Porque, para darnos de manera total e íntegra necesitamos la fuerza del Amor Absoluto que nos alimenta y nos capacita con su Espíritu y Gracia para amar como Él nos ama. Nada de lo que hagamos en favor de los otros será valioso si no está bañado de ese amor generoso, gratuito que busca el bien desinteresado del otro. Esa es la realidad de nuestra vida y lo que observamos a nuestro alrededor.
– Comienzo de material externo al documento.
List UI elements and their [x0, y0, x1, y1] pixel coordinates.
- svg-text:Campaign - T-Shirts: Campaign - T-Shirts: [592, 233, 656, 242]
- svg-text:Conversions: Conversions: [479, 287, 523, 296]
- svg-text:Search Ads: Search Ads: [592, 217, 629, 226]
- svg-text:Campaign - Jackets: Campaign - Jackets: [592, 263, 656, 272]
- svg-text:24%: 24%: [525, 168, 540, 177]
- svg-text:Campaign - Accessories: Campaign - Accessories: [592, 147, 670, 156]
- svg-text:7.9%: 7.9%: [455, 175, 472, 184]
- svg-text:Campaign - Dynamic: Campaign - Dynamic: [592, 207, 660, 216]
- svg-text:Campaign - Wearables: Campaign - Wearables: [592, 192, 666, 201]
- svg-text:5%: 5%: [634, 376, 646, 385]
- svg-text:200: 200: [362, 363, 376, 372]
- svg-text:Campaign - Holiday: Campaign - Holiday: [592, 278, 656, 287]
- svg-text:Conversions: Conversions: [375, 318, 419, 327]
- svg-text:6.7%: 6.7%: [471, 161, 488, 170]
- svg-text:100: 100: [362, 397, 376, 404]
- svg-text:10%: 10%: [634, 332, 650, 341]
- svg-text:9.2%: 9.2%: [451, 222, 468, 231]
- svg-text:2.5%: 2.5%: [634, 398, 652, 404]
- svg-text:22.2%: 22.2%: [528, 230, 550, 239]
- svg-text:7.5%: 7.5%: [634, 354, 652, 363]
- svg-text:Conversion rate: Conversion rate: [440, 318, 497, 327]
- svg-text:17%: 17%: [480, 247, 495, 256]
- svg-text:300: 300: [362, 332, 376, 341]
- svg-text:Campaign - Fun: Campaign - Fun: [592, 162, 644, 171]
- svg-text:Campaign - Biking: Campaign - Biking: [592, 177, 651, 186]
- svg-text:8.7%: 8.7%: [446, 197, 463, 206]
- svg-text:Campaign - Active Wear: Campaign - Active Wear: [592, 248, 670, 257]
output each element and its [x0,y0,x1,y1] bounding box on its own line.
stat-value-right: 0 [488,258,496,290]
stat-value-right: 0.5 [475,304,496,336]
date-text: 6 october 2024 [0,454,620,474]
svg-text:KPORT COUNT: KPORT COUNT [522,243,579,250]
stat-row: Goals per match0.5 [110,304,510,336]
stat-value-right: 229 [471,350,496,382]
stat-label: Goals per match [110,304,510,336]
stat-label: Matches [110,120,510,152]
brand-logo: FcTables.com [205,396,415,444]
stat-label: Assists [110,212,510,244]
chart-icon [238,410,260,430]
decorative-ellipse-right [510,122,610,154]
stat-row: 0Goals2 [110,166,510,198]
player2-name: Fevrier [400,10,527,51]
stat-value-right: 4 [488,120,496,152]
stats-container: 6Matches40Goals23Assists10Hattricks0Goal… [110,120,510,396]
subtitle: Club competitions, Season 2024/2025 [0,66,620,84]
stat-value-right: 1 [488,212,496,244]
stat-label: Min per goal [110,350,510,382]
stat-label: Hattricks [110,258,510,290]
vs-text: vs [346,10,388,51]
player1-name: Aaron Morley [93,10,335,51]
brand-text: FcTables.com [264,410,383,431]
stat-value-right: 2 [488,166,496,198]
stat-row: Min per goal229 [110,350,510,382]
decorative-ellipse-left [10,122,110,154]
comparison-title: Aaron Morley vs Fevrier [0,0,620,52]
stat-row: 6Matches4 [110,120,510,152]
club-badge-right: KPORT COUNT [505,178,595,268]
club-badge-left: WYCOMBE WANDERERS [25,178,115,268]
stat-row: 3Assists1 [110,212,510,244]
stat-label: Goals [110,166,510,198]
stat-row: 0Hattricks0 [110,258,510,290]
Solemos decir que nadie da nada gratis y así parece suceder en la vida de cada día. Nos sorprendemos cuando observamos que alguien se da desinteresadamente y gratuitamente y pensamos que esa persona debe ser creyente y consecuente con su fe. Porque, una cosas son las prácticas y la liturgia, y otra muy distinta es la aplicación de tu fe en la realidad de tu vida de cada día. No, por el hecho de practicar y orar das testimonio de tu fe, sino cuando esa fe aterriza en la vida y se hace amor con obras. Es entonces cuando realmente el testimonio y el ejemplo se contagia y se hace verdad.
Sucede que nuestra vida va muy por debajo de lo que nos gustaría, y que no hacemos lo que pensamos que deberíamos hacer. Nos confesamos pecadores y no nos debemos desanimar porque comprobemos que eso sea verdad y se haga realidad. No damos el nivel y a muy pesar nuestro no contagiamos nuestra fe. El Señor, a pesar de que lo ve y lo sabe, sigue confiando en nosotros y mantiene sus brazos abiertos a nuestra conversión y espera pacientemente a que nos dispongamos a mejorar.
Claro, necesitamos mucha oración, mucho acercamiento y confianza en que Él nos transforme y, también, a dejarnos nosotros transformar. Necesitamos abrirnos a su Gracia y a dejar al Espíritu Santo entrar en nuestro corazón y movernos. Necesitamos, como los niños, dejarnos guiar por nuestro Padre del Cielo y, conociéndole, amarlo más para también amar al prójimo.